This event was not the pleasant event that the Equal Pay Rally was. In fact, I hope the hosts of this event - billed as a Cocktail Party - namely the Australian Council of Trade Unions and the Victorian Trades Hall Council are to-day reviewing the events of last night. The Bella Union Bar proved to be a most unsuitable venue for this event not least because of the numbers of women in attendance but also with regard to the security of the women and one of the principal guests, Jenny Macklin. The ACTU itself has a venue which would have been more appropriate and more secure.
Under her portfolio, Macklin has responsibility for matters affecting women and indigenous Australians. Poor organisation and the presence of Jenny Macklin are central to the unfolding chaos of last evening at Melbourne's historic Trades Hall.
I was at the "Cocktail Party" to-night. I did not pay to go in. I was there at the request of a Women's Officer of a particular union who provided me with a free ticket.
Jenny Macklin was not listed on official publicity as a speaker, however prior to the event word had circulated that she would be speaking. Macklin has long been a target for Australians who are against the Northern Territory Intervention which is severely affecting Aboriginal people there. I had printed off the NT women's statement to take to Trades Hall where the Melbourne Anti-Intervention Collective was planning to set up a table, hand out the statement and display a banner in protest. On arrival, I noticed a very large police presence at Trades Hall and took three guesses why. Security for Jenny Macklin.

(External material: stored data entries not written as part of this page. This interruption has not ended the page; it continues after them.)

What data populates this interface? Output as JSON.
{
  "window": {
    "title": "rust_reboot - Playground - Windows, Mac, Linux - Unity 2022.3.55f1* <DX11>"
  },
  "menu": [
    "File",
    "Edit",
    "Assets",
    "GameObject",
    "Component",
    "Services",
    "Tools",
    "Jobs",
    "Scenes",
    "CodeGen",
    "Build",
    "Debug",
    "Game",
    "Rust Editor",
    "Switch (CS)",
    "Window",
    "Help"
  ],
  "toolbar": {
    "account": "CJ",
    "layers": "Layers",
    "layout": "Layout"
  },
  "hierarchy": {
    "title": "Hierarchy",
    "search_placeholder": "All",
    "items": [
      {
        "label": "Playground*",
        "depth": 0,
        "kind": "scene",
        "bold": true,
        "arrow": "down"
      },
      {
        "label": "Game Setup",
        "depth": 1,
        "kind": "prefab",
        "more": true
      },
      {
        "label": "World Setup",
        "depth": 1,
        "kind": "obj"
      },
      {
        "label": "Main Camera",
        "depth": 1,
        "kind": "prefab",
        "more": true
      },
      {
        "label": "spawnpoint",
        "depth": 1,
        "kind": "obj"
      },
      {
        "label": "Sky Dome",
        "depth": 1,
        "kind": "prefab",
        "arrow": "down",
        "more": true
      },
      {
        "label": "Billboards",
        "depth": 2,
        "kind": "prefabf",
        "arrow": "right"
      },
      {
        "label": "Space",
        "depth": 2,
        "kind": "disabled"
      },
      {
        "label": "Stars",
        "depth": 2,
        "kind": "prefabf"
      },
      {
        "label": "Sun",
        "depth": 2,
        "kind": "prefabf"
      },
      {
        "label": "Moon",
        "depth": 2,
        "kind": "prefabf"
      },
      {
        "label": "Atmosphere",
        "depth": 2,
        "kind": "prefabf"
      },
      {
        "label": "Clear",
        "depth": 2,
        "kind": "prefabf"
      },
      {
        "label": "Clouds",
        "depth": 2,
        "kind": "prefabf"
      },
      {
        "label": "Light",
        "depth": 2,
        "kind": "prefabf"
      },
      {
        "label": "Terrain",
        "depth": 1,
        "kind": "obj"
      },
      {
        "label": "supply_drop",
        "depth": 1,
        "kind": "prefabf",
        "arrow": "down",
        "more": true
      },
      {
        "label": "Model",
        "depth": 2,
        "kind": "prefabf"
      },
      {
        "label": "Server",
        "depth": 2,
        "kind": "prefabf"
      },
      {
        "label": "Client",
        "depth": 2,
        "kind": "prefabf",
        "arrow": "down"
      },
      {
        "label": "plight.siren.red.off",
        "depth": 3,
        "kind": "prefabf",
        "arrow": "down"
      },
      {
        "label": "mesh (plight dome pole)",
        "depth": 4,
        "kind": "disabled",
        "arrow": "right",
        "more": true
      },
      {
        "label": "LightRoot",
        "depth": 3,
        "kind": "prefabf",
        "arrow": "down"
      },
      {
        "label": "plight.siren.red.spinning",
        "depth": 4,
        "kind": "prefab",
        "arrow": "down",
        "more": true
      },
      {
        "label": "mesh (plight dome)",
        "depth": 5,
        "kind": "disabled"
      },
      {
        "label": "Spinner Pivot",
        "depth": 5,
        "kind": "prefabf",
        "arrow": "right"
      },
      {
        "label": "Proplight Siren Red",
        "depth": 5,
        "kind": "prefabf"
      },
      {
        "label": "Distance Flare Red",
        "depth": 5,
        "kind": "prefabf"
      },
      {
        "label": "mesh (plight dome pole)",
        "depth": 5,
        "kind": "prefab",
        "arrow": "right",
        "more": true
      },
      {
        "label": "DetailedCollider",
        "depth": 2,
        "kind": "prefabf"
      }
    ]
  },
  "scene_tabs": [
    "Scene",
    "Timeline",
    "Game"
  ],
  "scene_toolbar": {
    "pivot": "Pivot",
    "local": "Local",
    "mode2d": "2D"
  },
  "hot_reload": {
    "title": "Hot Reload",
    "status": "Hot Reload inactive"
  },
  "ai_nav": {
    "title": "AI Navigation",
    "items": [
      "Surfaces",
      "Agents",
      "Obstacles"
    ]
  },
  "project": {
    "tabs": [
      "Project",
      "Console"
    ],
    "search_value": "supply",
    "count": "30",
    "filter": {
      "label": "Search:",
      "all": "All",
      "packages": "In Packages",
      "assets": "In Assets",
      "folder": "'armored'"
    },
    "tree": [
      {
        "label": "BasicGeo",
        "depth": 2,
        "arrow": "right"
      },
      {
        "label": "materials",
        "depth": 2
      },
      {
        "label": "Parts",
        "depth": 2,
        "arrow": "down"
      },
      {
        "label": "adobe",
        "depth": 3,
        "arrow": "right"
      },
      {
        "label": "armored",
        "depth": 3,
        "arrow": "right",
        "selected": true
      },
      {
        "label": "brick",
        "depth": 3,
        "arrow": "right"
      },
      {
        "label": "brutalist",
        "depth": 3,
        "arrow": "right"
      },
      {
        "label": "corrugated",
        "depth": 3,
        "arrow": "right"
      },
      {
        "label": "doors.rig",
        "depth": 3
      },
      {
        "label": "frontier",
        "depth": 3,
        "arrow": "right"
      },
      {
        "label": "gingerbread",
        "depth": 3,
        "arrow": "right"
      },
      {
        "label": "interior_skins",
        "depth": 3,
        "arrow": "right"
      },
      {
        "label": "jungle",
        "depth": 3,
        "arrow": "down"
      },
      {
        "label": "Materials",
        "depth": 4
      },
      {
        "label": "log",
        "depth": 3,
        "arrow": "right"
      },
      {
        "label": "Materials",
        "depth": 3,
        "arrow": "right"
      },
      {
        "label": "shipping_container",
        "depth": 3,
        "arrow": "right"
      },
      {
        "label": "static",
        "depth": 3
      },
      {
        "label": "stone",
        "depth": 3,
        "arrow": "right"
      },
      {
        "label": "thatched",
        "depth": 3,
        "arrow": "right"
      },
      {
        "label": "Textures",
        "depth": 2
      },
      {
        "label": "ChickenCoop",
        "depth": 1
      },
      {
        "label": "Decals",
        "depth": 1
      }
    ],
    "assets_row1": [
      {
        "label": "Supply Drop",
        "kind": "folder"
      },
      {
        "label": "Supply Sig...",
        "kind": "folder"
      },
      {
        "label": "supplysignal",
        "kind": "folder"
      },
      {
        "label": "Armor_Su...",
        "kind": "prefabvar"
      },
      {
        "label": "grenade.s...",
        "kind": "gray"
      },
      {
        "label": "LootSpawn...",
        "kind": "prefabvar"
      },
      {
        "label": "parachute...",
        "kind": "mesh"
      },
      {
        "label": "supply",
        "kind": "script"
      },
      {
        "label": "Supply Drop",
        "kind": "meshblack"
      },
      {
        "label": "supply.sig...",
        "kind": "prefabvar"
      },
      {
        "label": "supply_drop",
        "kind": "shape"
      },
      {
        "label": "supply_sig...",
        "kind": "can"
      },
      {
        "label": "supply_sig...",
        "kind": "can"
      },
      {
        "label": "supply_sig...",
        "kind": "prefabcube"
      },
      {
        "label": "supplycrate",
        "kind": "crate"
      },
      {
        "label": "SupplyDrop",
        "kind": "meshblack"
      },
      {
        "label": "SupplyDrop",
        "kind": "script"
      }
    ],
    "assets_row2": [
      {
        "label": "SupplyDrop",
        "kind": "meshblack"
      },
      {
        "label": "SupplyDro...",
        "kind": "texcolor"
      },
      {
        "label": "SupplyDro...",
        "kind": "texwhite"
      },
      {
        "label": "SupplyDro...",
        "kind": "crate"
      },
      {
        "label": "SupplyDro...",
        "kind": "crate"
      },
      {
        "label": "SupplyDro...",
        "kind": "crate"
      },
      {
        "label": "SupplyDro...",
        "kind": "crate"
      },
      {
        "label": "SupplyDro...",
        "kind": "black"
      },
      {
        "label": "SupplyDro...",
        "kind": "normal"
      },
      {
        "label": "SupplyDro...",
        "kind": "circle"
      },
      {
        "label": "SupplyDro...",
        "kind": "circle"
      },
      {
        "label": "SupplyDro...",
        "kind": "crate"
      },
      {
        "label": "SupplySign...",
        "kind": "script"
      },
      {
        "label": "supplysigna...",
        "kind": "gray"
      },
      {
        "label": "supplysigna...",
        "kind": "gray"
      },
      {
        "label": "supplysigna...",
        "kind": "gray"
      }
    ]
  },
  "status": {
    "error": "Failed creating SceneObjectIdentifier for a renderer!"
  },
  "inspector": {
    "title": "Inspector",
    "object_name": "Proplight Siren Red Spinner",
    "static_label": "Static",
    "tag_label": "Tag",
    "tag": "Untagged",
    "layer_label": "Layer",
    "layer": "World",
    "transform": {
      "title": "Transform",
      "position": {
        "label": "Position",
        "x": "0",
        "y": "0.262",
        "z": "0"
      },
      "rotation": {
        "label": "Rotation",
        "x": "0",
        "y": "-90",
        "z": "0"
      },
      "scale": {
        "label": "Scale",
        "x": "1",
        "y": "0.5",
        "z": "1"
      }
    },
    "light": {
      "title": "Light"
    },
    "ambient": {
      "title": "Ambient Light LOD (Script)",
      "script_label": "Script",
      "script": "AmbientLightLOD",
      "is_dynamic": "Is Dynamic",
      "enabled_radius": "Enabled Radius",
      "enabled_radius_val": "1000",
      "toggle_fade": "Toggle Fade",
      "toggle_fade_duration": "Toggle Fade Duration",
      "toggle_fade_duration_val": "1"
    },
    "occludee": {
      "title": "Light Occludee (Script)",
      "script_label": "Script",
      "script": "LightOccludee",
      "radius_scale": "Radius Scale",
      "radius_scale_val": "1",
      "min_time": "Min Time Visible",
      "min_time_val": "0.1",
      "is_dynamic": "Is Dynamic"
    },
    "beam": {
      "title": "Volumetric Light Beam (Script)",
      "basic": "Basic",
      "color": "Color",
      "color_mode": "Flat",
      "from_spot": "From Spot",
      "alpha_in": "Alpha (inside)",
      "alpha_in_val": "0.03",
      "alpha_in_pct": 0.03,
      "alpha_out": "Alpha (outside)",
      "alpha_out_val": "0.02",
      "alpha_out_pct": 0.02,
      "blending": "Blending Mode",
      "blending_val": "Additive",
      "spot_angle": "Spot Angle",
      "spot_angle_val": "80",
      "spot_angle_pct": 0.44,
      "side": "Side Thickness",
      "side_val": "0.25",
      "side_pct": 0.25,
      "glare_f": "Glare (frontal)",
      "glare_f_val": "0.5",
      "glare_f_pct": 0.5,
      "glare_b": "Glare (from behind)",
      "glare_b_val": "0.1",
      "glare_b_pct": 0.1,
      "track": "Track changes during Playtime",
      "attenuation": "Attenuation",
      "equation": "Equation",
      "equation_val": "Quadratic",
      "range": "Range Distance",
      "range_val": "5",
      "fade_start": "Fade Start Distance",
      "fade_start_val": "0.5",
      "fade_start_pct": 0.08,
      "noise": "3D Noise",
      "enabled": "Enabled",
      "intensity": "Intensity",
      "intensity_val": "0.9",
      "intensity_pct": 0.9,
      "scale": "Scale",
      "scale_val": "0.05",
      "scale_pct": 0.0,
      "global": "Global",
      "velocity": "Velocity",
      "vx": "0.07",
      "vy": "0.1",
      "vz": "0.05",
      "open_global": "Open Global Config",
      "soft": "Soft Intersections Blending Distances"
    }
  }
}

I had to go over to the John Curtin to meet some other women and when I came back Macklin was entering Trades Hall in the midst of a throng comprising people who appeared to be jostling her and police who seemed to be trying to extract her. I wish I had been able to photograph this incident, however I could barely make out the back of Macklin's head and things were happening too quickly to get out a camera and take a clear shot.
After all that died down, and Macklin had entered, I attempted to enter the building and was refused entry. I did not take the refusal kindly. I lived in Queensland for the thirty plus years of police state tactics under Joh Bjelke-Petersen and the National Party. Not even in the midst of the State of Emergency declared for the Springbok tour was I ever treated by police the way I was to-day by Victoria Police.
I did not have a ticket. The arrangement was for me to pick it up on entry mentioning the Women's Officer's name. I was refused entry and told that if I breached the peace I would be removed. I was threatened without my having done a darn thing. I was asked to show ID. I showed my Media Alliance card. Hm, sniffed one of the Victoria Police, a journalist! I rang the Women's Officer who invited me. I put her on to the constable at the door who said that this wasn't any good because she didn't know the Women's Officer. The constable probably knew no one in attendance so what was the point of that enlightening statement?! I felt I had entered a parallel universe filled with nincompoops.
Eventually, the Women's Officer came down and we sorted things out with some reluctance on the part of the police. Then I joined the queue to go up the stairs but didn't get very far before the alarm went off. The alarm rang for some minutes and then we were told to leave the building. We spent some considerable time in the rear courtyard of Trades Hall before being allowed back in.
I thought the evening was disorganised. The Bella was not an appropriate venue - neither for Macklin's security nor for the number of women in attendance and the type of activity it was.
However, this paled into insignificance beside the fact that - apart from the Welcome to Country by an Aboriginal woman - the living and working conditions of Aboriginal and Torres Strait Islander women were never mentioned. All sorts and conditions of women from other countries, including migrant and refugees, got a guernsey.
Indigenous Australia, judged by the words of the major speakers,
might just as well not have existed.
Are there no indigenous union officials in Melbourne? As for people turning their back when Macklin spoke - as protesters at the entrance had asked of guests - no one did. I was not inclined to because I was the guest of a particular trade union. Attending in my own right and paying for my own ticket, I might have thought and acted differently. The cause of rejoicing - led by Ged Kearney, President of the ACTU and Macklin, the Minister responsible - was the introduction of paid parental leave. All very well if you have employment!
At the conclusion of the evening, as I came down the stairs with a colleague from the 2007 Your Rights At Work Campaign, we came across an older man, a cleaner, coming up from the bowels of Trades Hall. He told us that the alarm was caused by deliberate interference with a sprinkler situated in the New International Bookshop Meeting Room. He said that the official report - which had already been completed - would refer to the event as malicious damage.
The morality displayed last night at the so-called cocktail party was worthy of a police state where people can say some things but must never say other things. Behaviour must be subordinated to unspoken directives. I thought it made women look like herd and herded creatures who can neither think nor act for themselves. I was disgusted.